In Tournament Packed With Goals, France Stuffs in Five More
France's 5-2 victory against Switzerland was merely the latest indication in this delightful FIFA World Cup that defenders no longer rule.
- Cristopher Clarey, The New York Times
- Updated: June 21, 2014 09:00 AM IST
It was a gorgeous, ruthless finish from Karim Benzema: a perfectly timed swing of the right leg on the move from the French striker that put the ball into the upper left corner of the Switzerland goal.
The problem was that it did not count, with referee Bjorn Kuipers indicating that he had blown the final whistle just before Benzema pounced.
On a normal night and in a normal World Cup, this could have been pivotal, at the very least a source of heated debate, but at this stage it only produced Gallic shrugs.
Everyone - except for Swiss players and fans - already had seen or scored enough goals to feel satisfied.
So it has gone all over Brazil, and France's 5-2 victory on this steamy Friday night was merely the latest indication in this delightful World Cup that defenders no longer rule.
Through 26 games, there have been 77 goals, very nearly three per game: far ahead of the 2.27 average for the entire 2010 tournament. Salvador's atmospheric Arena Fonte Nova, situated among the hills and favelas, has been the biggest goal magnet, with 17 goals scored in only three games.
"It's a stadium that inspires goals; it must be," said the French manager, Didier Deschamps. "This is a World Cup that is open with lots and lots of rhythm. I haven't seen all the matches, but I've seen quite a few. And with the heat and the rhythm, it's asking a lot of players physically."
Still, it came as a surprise to see Benzema and his teammates, once so close to missing this competition altogether, pile up goal after goal against a team that was supposed to be difficult to break down under the experienced eye of German coach Ottmar Hitzfeld.

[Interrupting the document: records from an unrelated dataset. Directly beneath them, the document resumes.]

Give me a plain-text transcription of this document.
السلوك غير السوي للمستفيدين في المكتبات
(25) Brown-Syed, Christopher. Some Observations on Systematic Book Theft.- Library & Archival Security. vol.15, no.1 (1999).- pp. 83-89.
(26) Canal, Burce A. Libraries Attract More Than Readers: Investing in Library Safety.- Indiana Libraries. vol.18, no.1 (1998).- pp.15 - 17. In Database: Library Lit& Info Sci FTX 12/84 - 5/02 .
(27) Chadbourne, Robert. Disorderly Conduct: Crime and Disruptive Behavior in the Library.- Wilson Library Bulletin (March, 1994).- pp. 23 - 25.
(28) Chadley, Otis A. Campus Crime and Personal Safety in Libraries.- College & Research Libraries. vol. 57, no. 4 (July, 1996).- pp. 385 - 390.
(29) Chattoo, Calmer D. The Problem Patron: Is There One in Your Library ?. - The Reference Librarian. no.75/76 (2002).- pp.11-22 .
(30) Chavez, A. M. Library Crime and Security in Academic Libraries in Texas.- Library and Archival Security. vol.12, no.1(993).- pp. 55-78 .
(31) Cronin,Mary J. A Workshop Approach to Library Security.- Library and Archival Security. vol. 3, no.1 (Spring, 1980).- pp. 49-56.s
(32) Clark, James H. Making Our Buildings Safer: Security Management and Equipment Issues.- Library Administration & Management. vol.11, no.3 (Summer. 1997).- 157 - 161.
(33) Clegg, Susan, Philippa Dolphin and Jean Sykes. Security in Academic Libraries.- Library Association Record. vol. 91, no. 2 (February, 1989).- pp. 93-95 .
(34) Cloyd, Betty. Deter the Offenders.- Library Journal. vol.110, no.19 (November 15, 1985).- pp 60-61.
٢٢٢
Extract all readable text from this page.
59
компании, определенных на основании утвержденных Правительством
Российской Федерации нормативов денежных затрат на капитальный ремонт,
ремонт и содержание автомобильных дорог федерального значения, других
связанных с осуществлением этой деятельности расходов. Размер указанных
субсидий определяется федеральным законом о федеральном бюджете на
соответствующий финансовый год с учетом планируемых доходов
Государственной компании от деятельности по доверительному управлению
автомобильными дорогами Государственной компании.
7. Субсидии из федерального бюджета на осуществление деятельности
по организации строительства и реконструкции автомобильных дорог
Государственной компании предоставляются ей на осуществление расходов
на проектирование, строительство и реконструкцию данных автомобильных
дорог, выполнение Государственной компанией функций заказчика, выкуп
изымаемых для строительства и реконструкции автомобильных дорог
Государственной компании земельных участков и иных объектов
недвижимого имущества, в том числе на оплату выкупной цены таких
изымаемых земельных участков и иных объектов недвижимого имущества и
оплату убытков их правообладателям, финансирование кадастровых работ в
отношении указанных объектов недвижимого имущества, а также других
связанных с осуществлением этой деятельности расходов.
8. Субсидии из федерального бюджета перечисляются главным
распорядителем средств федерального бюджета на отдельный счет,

But Hitzfeld, who postponed retirement to coach this team, certainly did not like what he saw Friday.
"It was truly a bleak day for us; we were not able to reach our full potential," he said.
It did not help that key defender Steve von Bergen was knocked out of the game in the ninth minute after Olivier Giroud, back in the French starting lineup, caught him in the face with a high kick. His replacement in central defense, Philippe Senderos, did not prove particularly reliable.
But there was much more to this rout. In 10 World Cup qualifying games in an admittedly weak group, Switzerland allowed only six goals. On Friday, the team allowed three in the first half alone, including two in just two minutes.
Giroud scored France's opening goal on a leaping header in the 17th minute. Then, after a Swiss defensive lapse, Blaise Matuidi ran onto a well-placed pass from Benzema and beat goalkeeper Diego Benaglio to the near post, which, with all due respect to Matuidi, was not a place Benaglio should have allowed himself to be beaten.
But there was no need to quibble over such details for long. France would have plenty more highlight material to savor and soon. In the 40th minute, Giroud chased down a through ball from defender Raphael Varane, dribbled unencumbered down the left wing and then delivered a low and lovely cross that Mathieu Valbuena met on the stretch with his right foot.
That made the score 3-0, and it would get to 5-0 after second-half goals from Benzema and Moussa Sissoko before the Swiss struck back to score two late goals in the final 10 minutes: the first on a free kick from Blerim Dzemaili and the second from Granit Xhaka after a pass over the French defense, which did not look nearly as solid after central defender Mamadou Sakho limped off with a leg problem in the 66th minute.
By the time Switzerland scored, the joyous bloc of French fans already had produced two a cappella renditions of "La Marseillaise," and the French fans back home in Marseilles and elsewhere already had celebrated plenty in front of their television screens.
Their team - a pariah after its fractious, feeble performance in 2010 - has scored eight goals in two games, beating Honduras, 3-0, in Porto Alegre last week. And though the French are skeptical by nature, the excited tone of some of the postmatch questions already had Deschamps doing his best to maintain perspective.
"I don't want to put the brakes on what's happening outside," he said, referring to French fans. "Because for a long time, we kept encouraging them to support us. So I'm not going to stop them, and inside the team, there's a lot of satisfaction. But we're not getting overexcited. We're lucid. We have six points. That was the goal."
France still has not qualified for the second round, but it looks like a lock. The team risks elimination only if it loses to Ecuador by a big margin in both teams' final group game on Wednesday, and Switzerland beats Honduras by a lopsided score.
"It's been good," Deschamps said. "A great spectacle for those in the stands and for those in front of the television, too."